The Weekly Standard has a new sugar daddy these days so they have been a little less neo-con and a little more con, but Bill Kristol remains the Pope of Neo-Conservatism. Given that the Bush Party is pretty much everything Bill Kristol’s father imagined, it’s worth paying attention to what Kristol has to say about things. He was the first Beltway man to mention Sarah Palin as a running mate, for example.

That’s what makes this interesting to me.

If frontrunner Donald Trump wins the Republican nomination, one of the biggest names in the Republican Establishment, Weekly Standard editor Bill Kristol, says he “doubts” he would support the Democrat in a general election but would “support getting someone good on the ballot as a third party candidate.”
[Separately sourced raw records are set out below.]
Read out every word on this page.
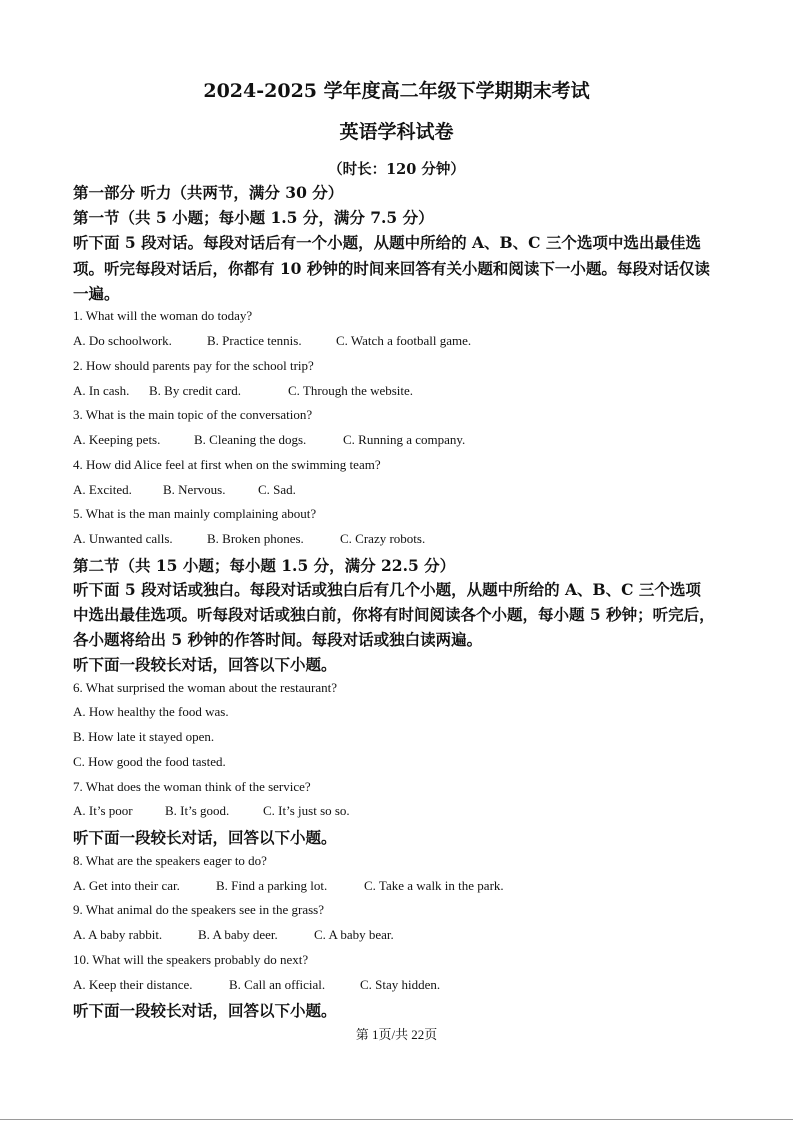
2024-2025 学年度高二年级下学期期末考试
英语学科试卷
（时长：120 分钟）
第一部分 听力（共两节，满分 30 分）
第一节（共 5 小题；每小题 1.5 分，满分 7.5 分）
听下面 5 段对话。每段对话后有一个小题，从题中所给的 A、B、C 三个选项中选出最佳选
项。听完每段对话后，你都有 10 秒钟的时间来回答有关小题和阅读下一小题。每段对话仅读
一遍。
1. What will the woman do today?
A. Do schoolwork.	B. Practice tennis.	C. Watch a football game.
2. How should parents pay for the school trip?
A. In cash. B. By credit card.	C. Through the website.
3. What is the main topic of the conversation?
A. Keeping pets.	B. Cleaning the dogs.	C. Running a company.
4. How did Alice feel at first when on the swimming team?
A. Excited. B. Nervous.	C. Sad.
5. What is the man mainly complaining about?
A. Unwanted calls.	B. Broken phones.	C. Crazy robots.
第二节（共 15 小题；每小题 1.5 分，满分 22.5 分）
听下面 5 段对话或独白。每段对话或独白后有几个小题，从题中所给的 A、B、C 三个选项
中选出最佳选项。听每段对话或独白前，你将有时间阅读各个小题，每小题 5 秒钟；听完后，
各小题将给出 5 秒钟的作答时间。每段对话或独白读两遍。
听下面一段较长对话，回答以下小题。
6. What surprised the woman about the restaurant?
A. How healthy the food was.
B. How late it stayed open.
C. How good the food tasted.
7. What does the woman think of the service?
A. It’s poor B. It’s good.	C. It’s just so so.
听下面一段较长对话，回答以下小题。
8. What are the speakers eager to do?
A. Get into their car.	B. Find a parking lot.	C. Take a walk in the park.
9. What animal do the speakers see in the grass?
A. A baby rabbit.	B. A baby deer.	C. A baby bear.
10. What will the speakers probably do next?
A. Keep their distance.	B. Call an official.	C. Stay hidden.
听下面一段较长对话，回答以下小题。
第 1页/共 22页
“I doubt I’d support Donald. I doubt I’d support the Democrat,” Kristol told CNNMoney via email. “I think I’d support getting someone good on the ballot as a third party candidate.”

The old GOP Establishment hotness was demanding Trump pledge in writing to support the Republican nominee, even if it isn’t Trump. He has since done so.
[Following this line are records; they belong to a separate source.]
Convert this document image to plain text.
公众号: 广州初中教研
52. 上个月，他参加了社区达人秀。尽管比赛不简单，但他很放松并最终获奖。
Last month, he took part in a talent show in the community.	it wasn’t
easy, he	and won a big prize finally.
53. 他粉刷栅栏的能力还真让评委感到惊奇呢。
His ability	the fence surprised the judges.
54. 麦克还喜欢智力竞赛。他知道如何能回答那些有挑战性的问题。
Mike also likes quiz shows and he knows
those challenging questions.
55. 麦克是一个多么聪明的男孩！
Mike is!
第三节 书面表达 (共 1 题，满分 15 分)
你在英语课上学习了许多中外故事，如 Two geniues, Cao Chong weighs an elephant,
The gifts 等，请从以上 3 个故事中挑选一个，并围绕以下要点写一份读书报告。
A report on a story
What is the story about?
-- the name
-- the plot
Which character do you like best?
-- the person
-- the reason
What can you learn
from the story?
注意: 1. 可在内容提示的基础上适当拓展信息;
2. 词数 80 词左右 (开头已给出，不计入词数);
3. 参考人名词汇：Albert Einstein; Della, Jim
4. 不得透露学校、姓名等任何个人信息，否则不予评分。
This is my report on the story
It now looks as though the new GOP Establishment hotness is threatening to support a third party candidate if Trump wins — the same third party maneuver the Establishment loudly and repeatedly assured would mean a Hillary Clinton victory if Trump chose that route.

…but if the plotting and planning among the GOP Establishment is to run an Establishment candidate as a third party in the event of a Trump nomination victory, by their own shrill admissions over the summer, the Establishment is consciously prepared to flip over the entire boardgame and hand the White House to Democrats in 2016.

Unless of course they were all lying with their loud claims that a third party run would result in a sure-fire Republican loss. I don’t think so. All the polling shows that any breach between Trump and the Republican Party means — and by a safe margin — four years of President Hillary Clinton.

Either way, a very large part of the Republican base has already lost complete faith in the GOP Establishment. Kristol’s warning or trial balloon or whatever it is  will only further alienate the Party from its own base.

While Trump looks to expand the Republican Party, Kristol’s comments will appear to many like a childish threat to annihilate the Party if the GOP Elite don’t get their way.

Would a guy like Kristol work to create a third party if Trump is the nominee? Probably not. Getting on the ballot in every state would be impossible. That means co-opting existing third party tickets and that’s not easy either. It would require an enormous amount of cash and the emotional commitment from establishment men to burn down their fishing lodge in order to keep it out of the hands of the riff-raff.

What it probably means is the establishment would sit out the election. Trump (or Carson) would find party organizers at the state level unwilling to do much to help them get out the vote. Ironically, it would look a lot like what happened to the Muslim Brotherhood when they took over Egypt. Suddenly, the gears of the state stop spinning and no one who knew how to make them spin was available to get them spinning. That’s what would happen to Team Trump.

This would signal a show down where the Old Party tells the neophytes they can either get back in the traces or the Old Party is going off to become the Bull Mouse Party. Or, go to the Democrat Party and form what would be the Coastal Party. Put another way, there’s no room for compromise. If the revolting carry the day, the revolted will go nuclear.